A lightweight Java tool to index codebases into a local SQLite database for fast symbol lookups, definitions, and references. It features a pluggable architecture supporting multiple programming languages.
- Multi-Language Support: Pluggable architecture supporting Java (via JavaParser) and Python (via ANTLR4).
- Discovery System: Automatically finds and registers language parsers using the Reflections API.
- Fast Indexing: Recursively crawls directories and indexes files based on registered language extensions.
- Symbol Support: Indexes Classes, Interfaces, Methods, Fields, and Local Variables.
- Reference Tracking: Supported for Java, providing insights into where methods are called or variables are used.
- Polished CLI: GNU-style command line interface using
picocli. - SQLite Backend: Persistent storage with indexed searching.
- CI/CD Integrated: Automated builds and aggregate coverage reporting via GitHub Actions.
- Java 17 or higher
- Maven 3.8+
git clone https://github.com/appform-io/codeindex.git
cd codeindex
mvn clean install -PskipCheckstyleThe CLI supports three main subcommands: index, search, and export.
To index a project into a database file:
java -jar codeindex-cli/target/codeindex-cli-1.0-SNAPSHOT.jar index <project_root_path> <sqlite_db_path>Example:
java -jar codeindex-cli/target/codeindex-cli-1.0-SNAPSHOT.jar index /home/user/my-project ./project.dbThe tool will automatically detect and index supported files (.java, .py).
To search for a symbol by name (regex supported):
java -jar codeindex-cli/target/codeindex-cli-1.0-SNAPSHOT.jar search <query> <sqlite_db_path>Example:
java -jar codeindex-cli/target/codeindex-cli-1.0-SNAPSHOT.jar search ".*Service" ./project.dbYou can filter symbols by their containing class using the ClassName::SymbolName syntax.
Example:
java -jar codeindex-cli/target/codeindex-cli-1.0-SNAPSHOT.jar search OrderService::calculateTotal ./project.dbExport indexed symbols to Markdown or XML formats.
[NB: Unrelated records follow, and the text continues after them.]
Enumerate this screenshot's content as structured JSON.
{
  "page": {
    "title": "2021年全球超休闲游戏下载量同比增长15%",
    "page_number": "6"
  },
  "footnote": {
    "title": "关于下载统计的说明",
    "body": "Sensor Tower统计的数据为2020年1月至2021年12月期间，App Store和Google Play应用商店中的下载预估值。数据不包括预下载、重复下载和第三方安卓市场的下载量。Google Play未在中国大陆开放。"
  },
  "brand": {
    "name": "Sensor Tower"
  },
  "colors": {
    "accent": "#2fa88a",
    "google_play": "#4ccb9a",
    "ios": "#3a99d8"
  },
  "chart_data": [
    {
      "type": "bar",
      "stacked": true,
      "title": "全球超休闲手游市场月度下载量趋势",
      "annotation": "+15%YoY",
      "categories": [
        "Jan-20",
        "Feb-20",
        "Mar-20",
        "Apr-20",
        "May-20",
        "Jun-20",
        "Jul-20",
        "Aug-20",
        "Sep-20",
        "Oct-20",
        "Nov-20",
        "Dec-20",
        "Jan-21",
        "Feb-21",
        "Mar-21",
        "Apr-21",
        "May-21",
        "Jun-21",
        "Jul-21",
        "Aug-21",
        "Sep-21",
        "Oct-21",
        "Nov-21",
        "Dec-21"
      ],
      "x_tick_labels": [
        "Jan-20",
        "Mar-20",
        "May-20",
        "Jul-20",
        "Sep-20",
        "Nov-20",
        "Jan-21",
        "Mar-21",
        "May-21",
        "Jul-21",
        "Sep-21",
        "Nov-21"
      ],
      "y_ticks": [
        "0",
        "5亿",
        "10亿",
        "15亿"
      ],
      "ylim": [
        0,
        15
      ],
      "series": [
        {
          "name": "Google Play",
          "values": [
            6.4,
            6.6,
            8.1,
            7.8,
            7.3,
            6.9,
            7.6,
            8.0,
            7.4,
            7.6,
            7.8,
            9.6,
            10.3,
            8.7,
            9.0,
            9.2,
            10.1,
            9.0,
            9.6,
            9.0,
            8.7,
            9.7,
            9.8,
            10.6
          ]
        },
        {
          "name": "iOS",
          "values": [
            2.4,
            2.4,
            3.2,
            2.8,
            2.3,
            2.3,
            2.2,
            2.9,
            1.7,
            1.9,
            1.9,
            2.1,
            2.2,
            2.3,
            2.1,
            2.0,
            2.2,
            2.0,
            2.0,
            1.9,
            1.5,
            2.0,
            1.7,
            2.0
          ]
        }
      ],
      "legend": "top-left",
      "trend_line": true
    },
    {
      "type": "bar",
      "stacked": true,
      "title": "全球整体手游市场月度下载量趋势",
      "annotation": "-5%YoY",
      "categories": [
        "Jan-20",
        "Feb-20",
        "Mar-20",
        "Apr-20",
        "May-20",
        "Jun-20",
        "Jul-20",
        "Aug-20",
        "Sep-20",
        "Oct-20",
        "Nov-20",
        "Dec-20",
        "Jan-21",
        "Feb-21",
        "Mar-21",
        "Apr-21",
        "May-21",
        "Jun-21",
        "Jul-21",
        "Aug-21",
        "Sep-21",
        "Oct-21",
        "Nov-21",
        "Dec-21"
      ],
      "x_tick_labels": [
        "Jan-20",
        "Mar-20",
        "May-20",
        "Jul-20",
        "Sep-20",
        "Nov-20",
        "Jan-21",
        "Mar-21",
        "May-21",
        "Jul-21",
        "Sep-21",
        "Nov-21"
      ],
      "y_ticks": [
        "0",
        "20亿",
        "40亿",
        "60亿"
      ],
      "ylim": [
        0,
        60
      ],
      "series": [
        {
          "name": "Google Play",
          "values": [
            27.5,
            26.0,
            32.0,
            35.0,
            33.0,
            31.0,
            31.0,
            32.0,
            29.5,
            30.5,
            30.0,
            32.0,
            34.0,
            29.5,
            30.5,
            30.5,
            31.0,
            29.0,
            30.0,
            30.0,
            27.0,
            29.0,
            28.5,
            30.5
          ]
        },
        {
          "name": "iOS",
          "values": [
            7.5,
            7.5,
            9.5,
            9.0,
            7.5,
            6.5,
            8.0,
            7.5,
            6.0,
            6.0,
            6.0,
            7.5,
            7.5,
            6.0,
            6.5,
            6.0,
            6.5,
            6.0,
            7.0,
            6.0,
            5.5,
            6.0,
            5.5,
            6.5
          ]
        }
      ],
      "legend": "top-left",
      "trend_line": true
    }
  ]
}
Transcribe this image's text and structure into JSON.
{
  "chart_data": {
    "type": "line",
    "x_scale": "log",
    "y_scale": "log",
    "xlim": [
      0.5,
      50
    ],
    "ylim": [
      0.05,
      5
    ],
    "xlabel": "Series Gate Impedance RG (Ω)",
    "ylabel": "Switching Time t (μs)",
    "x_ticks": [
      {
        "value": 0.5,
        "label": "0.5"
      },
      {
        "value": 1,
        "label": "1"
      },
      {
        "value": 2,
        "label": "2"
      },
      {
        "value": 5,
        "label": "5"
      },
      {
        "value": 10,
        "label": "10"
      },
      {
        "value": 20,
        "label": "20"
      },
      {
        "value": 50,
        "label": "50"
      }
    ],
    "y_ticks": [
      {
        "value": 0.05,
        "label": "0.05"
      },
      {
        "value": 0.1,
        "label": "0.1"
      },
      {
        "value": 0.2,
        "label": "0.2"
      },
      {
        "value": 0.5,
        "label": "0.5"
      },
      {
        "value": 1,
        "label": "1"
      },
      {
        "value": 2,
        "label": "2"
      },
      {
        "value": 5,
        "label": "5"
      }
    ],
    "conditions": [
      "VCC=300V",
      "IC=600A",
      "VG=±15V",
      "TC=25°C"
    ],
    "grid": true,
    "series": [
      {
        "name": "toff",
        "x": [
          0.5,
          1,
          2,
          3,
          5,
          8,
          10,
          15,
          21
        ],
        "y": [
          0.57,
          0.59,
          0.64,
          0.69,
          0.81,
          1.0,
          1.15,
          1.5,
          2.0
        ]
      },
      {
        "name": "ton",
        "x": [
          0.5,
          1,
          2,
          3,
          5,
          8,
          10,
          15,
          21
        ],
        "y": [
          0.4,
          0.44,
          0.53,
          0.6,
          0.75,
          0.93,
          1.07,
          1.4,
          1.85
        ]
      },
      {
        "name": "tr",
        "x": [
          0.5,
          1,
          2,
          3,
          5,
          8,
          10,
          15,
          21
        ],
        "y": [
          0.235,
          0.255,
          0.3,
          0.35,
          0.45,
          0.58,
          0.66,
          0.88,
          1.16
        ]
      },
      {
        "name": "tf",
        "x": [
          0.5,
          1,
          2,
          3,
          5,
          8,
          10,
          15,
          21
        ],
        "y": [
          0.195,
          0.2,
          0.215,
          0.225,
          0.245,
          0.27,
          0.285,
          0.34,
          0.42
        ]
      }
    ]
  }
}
java -jar codeindex-cli/target/codeindex-cli-1.0-SNAPSHOT.jar export <db_path> <output_file> [OPTIONS]Options:
-f,--format:markdown(default) orxml.-k,--kinds: Comma-separated list ofSymbolKind(e.g.,CLASS,METHOD). Defaults to all.
Example:
java -jar codeindex-cli/target/codeindex-cli-1.0-SNAPSHOT.jar export ./project.db ./summary.md --format markdown --kinds CLASS,METHODThe output will group symbols by file and class for better organization.
Add the following to your pom.xml:
<dependencyManagement>
<dependencies>
<dependency>
<groupId>io.appform.codeindex</groupId>
<artifactId>codeindex-bom</artifactId>
<version>1.0-SNAPSHOT</version>
<type>pom</type>
<scope>import</scope>
</dependency>
</dependencies>
</dependencyManagement>
<dependencies>
<dependency>
<groupId>io.appform.codeindex</groupId>
<artifactId>codeindex-core</artifactId>
</dependency>
<dependency>
<groupId>io.appform.codeindex</groupId>
<artifactId>codeindex-java</artifactId>
</dependency>
<dependency>
<groupId>io.appform.codeindex</groupId>
<artifactId>codeindex-python</artifactId>
</dependency>
</dependencies>import io.appform.codeindex.service.CodeIndexer;
import io.appform.codeindex.parser.ParserRegistry;
import io.appform.codeindex.models.Symbol;
import java.util.List;
public class MyIndexer {
public static void main(String[] args) throws Exception {
// Registry automatically discovers @DiscoverableParser implementations
ParserRegistry registry = new ParserRegistry();
CodeIndexer indexer = new CodeIndexer("./my_code.db", registry);
indexer.index("/path/to/source");
List<Symbol> results = indexer.search("myFunction");
results.forEach(s -> System.out.println(s.getName() + " found at " + s.getLine()));
}
}Licensed under the Apache License, Version 2.0. See LICENSE for details.
mvn test -PskipCheckstyleAfter running mvn install, a consolidated coverage report is generated at:
codeindex-reports/target/site/jacoco-aggregate/index.html
Currently maintaining high instruction coverage across core logic and parsers.